If you want to improve your client relationships, a great place to start is employing a technique that children use every day.
Anyone who has children knows how the following scene plays out.
Kid: Dad, why is the sky blue?
Me: The sky is blue because of the way sunlight interacts with our atmosphere.
Kid: Dad, what is the atmosphere?
Me: The atmosphere is the air that people, plants and animals breathe to survive.
Kid: What is air?
Me: Stop asking me questions I don’t know the answer to!!!#@#[email protected]@$
Of course, the length of this conversation and the level of yelling involved differ according to the parental patience level.
The fact is, kids ask questions. Lots of questions. All the time. The reason they keep asking questions is that it helps them frame the world around them. They ask because they want to learn the answer.
As an adult, asking good questions is an often underutilised superpower.
Research shows that asking good questions builds trust and establishes credibility and empathy between people. “The Surprising Power of Questions” by Alison Wood Brooks and Leslie K. John (Harvard Business Review) establishes the benefits of asking questions as:
It spurs learning and the exchange of ideas, it fuels innovation and performance improvement, it builds rapport and trust among team members. And it can mitigate business risk by uncovering unforeseen pitfalls and hazards.
Assuming you want to fuel innovation, improve performance, build rapport and trust, and mitigate business risk, asking your client questions seems like a great place to start.
But what makes a good question?
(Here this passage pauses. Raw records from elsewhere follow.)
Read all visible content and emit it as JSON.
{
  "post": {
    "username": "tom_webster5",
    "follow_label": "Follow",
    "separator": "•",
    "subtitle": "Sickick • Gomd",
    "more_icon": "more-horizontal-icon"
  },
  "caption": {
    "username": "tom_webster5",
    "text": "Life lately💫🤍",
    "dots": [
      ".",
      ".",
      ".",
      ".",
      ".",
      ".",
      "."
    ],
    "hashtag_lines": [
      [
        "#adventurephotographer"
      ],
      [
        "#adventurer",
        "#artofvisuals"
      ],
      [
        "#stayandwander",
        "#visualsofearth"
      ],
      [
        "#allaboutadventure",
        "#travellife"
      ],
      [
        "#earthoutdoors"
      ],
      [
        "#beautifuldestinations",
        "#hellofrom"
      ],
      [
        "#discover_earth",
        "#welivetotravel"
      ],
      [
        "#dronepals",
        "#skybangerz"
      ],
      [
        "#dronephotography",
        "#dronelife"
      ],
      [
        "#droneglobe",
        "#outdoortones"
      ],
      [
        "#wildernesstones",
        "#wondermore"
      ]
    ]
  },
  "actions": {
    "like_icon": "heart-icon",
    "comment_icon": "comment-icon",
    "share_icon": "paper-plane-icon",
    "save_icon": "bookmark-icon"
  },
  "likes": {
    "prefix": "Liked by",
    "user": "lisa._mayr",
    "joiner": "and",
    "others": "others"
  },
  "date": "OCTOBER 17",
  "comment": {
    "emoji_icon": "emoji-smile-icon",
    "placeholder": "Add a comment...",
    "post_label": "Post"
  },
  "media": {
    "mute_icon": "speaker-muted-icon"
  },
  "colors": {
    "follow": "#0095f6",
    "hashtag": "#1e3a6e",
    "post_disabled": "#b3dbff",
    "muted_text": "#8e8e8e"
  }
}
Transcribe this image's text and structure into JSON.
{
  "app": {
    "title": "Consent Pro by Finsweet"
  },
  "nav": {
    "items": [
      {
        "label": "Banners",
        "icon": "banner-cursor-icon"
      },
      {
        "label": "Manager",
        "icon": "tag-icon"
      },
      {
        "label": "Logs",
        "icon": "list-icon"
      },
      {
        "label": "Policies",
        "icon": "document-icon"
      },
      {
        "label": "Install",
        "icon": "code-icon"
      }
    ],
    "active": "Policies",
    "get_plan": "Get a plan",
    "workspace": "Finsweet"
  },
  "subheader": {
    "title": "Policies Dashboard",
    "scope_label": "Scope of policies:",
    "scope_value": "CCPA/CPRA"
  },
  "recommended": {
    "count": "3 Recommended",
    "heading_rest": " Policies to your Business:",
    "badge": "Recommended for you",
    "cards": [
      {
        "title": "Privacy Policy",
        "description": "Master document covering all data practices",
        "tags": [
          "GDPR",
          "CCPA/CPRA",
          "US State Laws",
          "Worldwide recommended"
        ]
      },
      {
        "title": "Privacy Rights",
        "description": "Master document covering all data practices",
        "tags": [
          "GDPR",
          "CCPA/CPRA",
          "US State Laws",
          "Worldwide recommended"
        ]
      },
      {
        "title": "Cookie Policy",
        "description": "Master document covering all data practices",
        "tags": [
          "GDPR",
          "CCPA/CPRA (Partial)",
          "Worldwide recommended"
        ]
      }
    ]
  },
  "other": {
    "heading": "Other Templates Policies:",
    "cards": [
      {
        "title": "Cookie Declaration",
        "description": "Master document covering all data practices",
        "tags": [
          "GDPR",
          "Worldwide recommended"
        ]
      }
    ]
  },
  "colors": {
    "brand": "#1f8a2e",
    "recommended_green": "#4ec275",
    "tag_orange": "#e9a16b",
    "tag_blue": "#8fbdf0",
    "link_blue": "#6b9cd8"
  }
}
And what stops us from asking questions in the first place?
What stops us from asking questions?
According to Greg Busin, in “That’s a Great Question: Provocative Questions, Practical Results”, there are five main factors:
- Arrogance: assuming we already know the answer
- Self-centeredness: not caring what others think
- Fear of embarrassment: A belief that asking questions may reveal ignorance
- Disturbing the status quo: Risk of being unpopular by asking a challenging question
- Fear of the answer: revealing an uncomfortable truth
In an agency, you may feel your need to demonstrate your expertise to clients at all times. Counterintuitively, overcoming the urge to be the expert and asking a good question instead puts you in control. Good questions gently guide the conversation to where you need it to be.
What makes a good question?
For more thorough responses, avoid questions that solicit yes or no answers. You want more than yes/no answers. You want your client to open up so you can learn something. Open-ended questions put you on a path of discovery.
Instead of asking “will you be the final decision maker?”, which invites a yes/no response, consider asking “who will be involved in the final decision?”
Open-ended questions get your client to teach you something about themselves. Some great examples include:
- What criteria are most important in this decision?
- Is there anything about us that concerns you?
- What options are you considering?
- What risks can I help you avoid?
- What return on investment are you seeking?
- What is the impact of not achieving this ROI?
Don’t just ask. Stop talking, and LISTEN.
It might sound simple, but it takes practice to listen.
Advertising & marketing are opinionated industries. Agencies can be hired on the strength of their opinions alone, often leading to more talking and less listening.
“Most people do not listen with the intent to understand; they listen with the intent to reply.”― Stephen R. Covey, The 7 Habits of Highly Effective People: Powerful Lessons in Personal Change
Most people listen on a superficial level. They are busy trying to figure out the point instead of concentrating fully on what is being said. The moment they think they have an idea about where the speaker is headed, their attention shifts back inward to what their response will be.
Chris Voss, a former lead international kidnapping negotiator for the FBI, tells Harvard Business School Online it’s vital to demonstrate your willingness to listen.
“A lot of people are used to being asked questions and not having their answers listened to,” Voss says. “If you turn them off, it gives them permission to turn you off.”
Simply adding a statement such as “tell me more” encourages your client to continue sharing. The best piece of advice is to stop talking and listen. You will be amazed at what you can learn.
Ask follow-up questions
The key to true understanding is the follow-up question. Unfortunately, as explained previously, most people aren’t paying close enough attention to ask detailed follow-up questions. To ask a good follow-up, you need to pay close attention to the initial response and then build on that answer.
- Can you tell me more about that?
- How did it change things?
- Who was involved in the decision?
- What did this matter to them?
According to “The Surprising Power of Questions” by Alison Wood Brooks and Leslie K. John (Harvard Business Review):Follow-up questions seem to have a special power. They signal to your conversation partner that you are listening, care, and want to know more. People interacting with a partner who asks lots of follow-up questions tend to feel respected and heard.
Developing a better understanding of your clients business while having them feeling respected and heard seems like a pretty solid outcome to all.
To bring it back to the kid, what a five year old you knew intuitively is that there are no dumb questions. Unfortunately, this seems to get beaten out of us as we get older.